Afin d'étendre son influence et d'agrandir son domaine, Clotaire pratique une politique de famille large, nommée parentèle dans les lois germaniques[9]. Le but recherché est de maintenir la paix et d'assurer la conservation du patrimoine que constitue le royaume et les territoires conquis, considéré comme propriété personnelle suivant la pratique de la patrimonialité[10], pour sa descendance[11]. En multipliant les unions avec différentes épouses, le roi renforce le lien avec ses « ventres de souveraineté » qui sont au centre du système matrilinéaire germanique. Le mélange de leur sang les lie en un groupe unie à vie[12], garantissant ainsi que ses enfants à naître héritent du patrimoine parentale, ceci à la condition que les différentes épouses n'aient pas eu d'enfants lors de mariages antérieurs. Le roi pouvant toujours se débarrasser des enfants n'étant pas issu « de sa propre semence »[13].

Selon Grégoire de Tours, « Le roi Clotaire a eu sept fils de diverses femmes, à savoir : d’Ingonde il eut Gonthier, Childéric, Charibert, Gontran, Sigebert, et une fille, nommé Closinde ; d’Arnegonde, sœur d’Ingonde, il eut Chilpéric ; et de Chunsine, il eut Chramne[14]. »

Vers 516, à environ vingt ans, il épouse Ingonde qui doit être une esclave du domaine royal[15]. Elle lui donne pour fils Gonthier vers 517, Childéric vers 518, Caribert vers 519, Gontran vers 528 et Sigebert en 535. Ils ont également une fille nommé Chlodosinde.
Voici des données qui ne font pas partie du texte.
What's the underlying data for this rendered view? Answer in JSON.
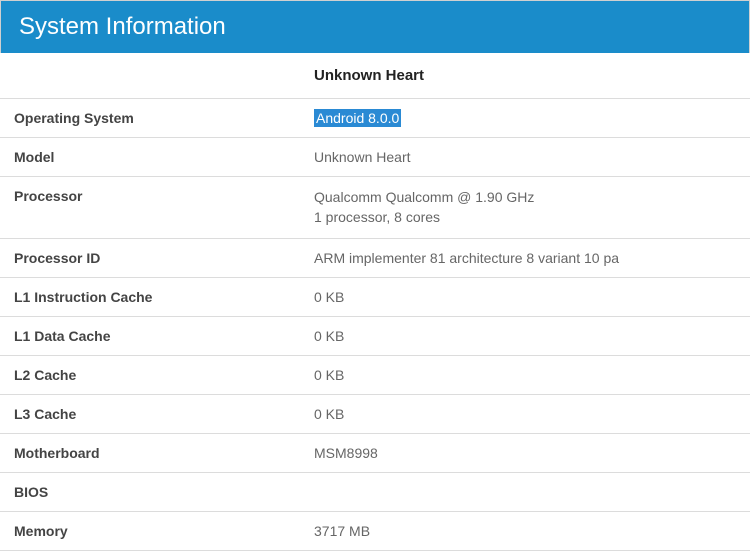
{
  "header": {
    "title": "System Information"
  },
  "table": {
    "device_name": "Unknown Heart",
    "rows": [
      {
        "label": "Operating System",
        "value": "Android 8.0.0",
        "highlighted": true
      },
      {
        "label": "Model",
        "value": "Unknown Heart"
      },
      {
        "label": "Processor",
        "value": "Qualcomm Qualcomm @ 1.90 GHz\n1 processor, 8 cores"
      },
      {
        "label": "Processor ID",
        "value": "ARM implementer 81 architecture 8 variant 10 pa"
      },
      {
        "label": "L1 Instruction Cache",
        "value": "0 KB"
      },
      {
        "label": "L1 Data Cache",
        "value": "0 KB"
      },
      {
        "label": "L2 Cache",
        "value": "0 KB"
      },
      {
        "label": "L3 Cache",
        "value": "0 KB"
      },
      {
        "label": "Motherboard",
        "value": "MSM8998"
      },
      {
        "label": "BIOS",
        "value": ""
      },
      {
        "label": "Memory",
        "value": "3717 MB"
      }
    ]
  }
}
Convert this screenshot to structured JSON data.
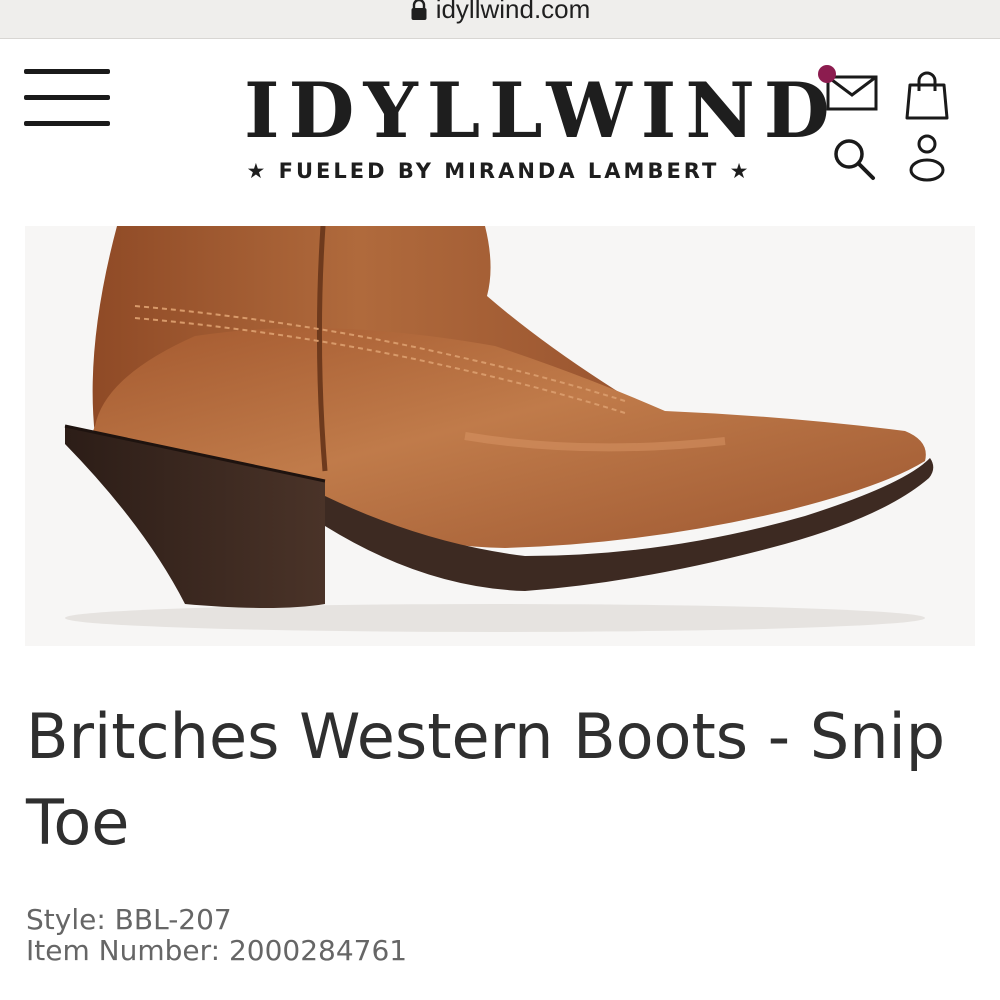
{
  "browser": {
    "url": "idyllwind.com"
  },
  "header": {
    "logo_text": "IDYLLWIND",
    "tagline": "★ FUELED BY MIRANDA LAMBERT ★",
    "icons": [
      "menu-icon",
      "mail-icon",
      "shopping-bag-icon",
      "search-icon",
      "account-icon"
    ],
    "notification_color": "#8c1c4f"
  },
  "product": {
    "title": "Britches Western Boots - Snip Toe",
    "style_label": "Style:",
    "style_value": "BBL-207",
    "item_number_label": "Item Number:",
    "item_number_value": "2000284761"
  },
  "colors": {
    "leather": "#b36a3c",
    "sole": "#3d2a22",
    "text": "#2f2f2f"
  }
}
Sa mort survient bien au-delà de l'année 536[16].

Clotaire se marie également avec Chunsine, probablement sa deuxième reine[17] avec qui elle a un fils nommé Chramne entre 520 et 540[note 4].

En 524, il épouse la reine franque Gondioque, veuve de son frère aîné Clodomir.

Entre 525 et 527, il épouse Arnegonde qui lui donne un fils, Chilpéric[18].

En 538, il se marie avec la princesse thuringienne Radegonde dont il n'aura aucun enfant.

En 555, il épouse enfin la princesse lombarde Vuldetrade, veuve de son petit-neveu Theodebald. Elle est ensuite répudiée.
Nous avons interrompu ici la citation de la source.